これが0になったら、エネルギー不足でマージできなくなるんだろう。
「そうですね、これまでで3割くらいの力を使ったので、あと7割くらいはマージできると思いますよ」
「そんなの分かるの!?」
驚く桐谷さんに俺はスマホを見せる。
「『雑草』272枚も集めてたんですね、桐谷さんすごいです。これなら6段階目を2つと7段階目、8段階目を1つずつ、残りが16あるのでスイカ2個かトウモロコシ1つができますね」
「一瞬で暗算したの!?」
「良平の特技らしいぜ」
「暗算が!?」
桐谷さんに目をまんまるにして驚かれてしまったので、俺は早々に種明かしをする。
「いえ、俺は元々マージゲームが好きだったので、必要数を暗記してるだけです」
「ほぇー……」
気の抜けたような声をもらす桐谷さんに、俺は尋ねる。
「スイカまでは全部作っていいですか?」
「あっ、うんっ。お願いしまっす!」
キリッとした顔で返事をされて、俺はほころぶ口元のまま『米の苗』を『トマトの苗』にマージしてゆく。
「ほんとだ……1ずつ減ってるね」
「どれどれ……? おお、本当にな」
この補助アプリは俺の手を離れると画面が黒くなってしまうみたいなので、俺は片手でスマホを握って二人に見せたまま、片手でマージを続けた。
やがて『トマトの苗』が68個ずらりと並んだ。
『トマトの苗』は片手では持ちにくいので、俺はスマホをポケットに戻して『スイカ』を34個作る。
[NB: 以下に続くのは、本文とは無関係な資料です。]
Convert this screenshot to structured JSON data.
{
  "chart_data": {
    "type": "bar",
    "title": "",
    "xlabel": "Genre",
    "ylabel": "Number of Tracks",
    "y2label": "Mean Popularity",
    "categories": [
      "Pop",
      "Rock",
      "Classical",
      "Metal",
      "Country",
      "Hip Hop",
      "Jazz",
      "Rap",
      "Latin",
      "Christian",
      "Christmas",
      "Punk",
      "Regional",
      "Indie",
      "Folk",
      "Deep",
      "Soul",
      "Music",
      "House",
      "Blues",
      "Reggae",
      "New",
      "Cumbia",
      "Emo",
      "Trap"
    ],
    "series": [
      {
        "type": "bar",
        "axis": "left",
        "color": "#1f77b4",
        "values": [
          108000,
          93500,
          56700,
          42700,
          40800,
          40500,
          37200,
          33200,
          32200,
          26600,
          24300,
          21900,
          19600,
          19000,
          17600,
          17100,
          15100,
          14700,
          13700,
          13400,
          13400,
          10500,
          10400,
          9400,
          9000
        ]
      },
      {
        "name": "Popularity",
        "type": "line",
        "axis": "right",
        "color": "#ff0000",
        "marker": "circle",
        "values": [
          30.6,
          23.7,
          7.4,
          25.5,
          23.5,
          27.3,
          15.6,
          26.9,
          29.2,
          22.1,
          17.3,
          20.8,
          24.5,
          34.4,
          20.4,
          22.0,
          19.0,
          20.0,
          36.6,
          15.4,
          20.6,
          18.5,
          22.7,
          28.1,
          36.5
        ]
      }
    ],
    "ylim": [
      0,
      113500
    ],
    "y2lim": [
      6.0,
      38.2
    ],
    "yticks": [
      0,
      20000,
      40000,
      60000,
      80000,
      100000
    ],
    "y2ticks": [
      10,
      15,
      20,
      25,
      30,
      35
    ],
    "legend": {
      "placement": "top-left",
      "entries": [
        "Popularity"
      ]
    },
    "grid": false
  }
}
それから『スイカ』を2つ残して『トウモロコシの山』を16個作った。
「いよいよトウモロコシの次だなっ!?」
「お腹に溜まるものっ来ーいっっ! あーっ、でも甘味も欲しいーっ!」
「スイカが十分甘いだろうが」
そんな二人の声に和みながら、俺は『トウモロコシの山』を重ねた。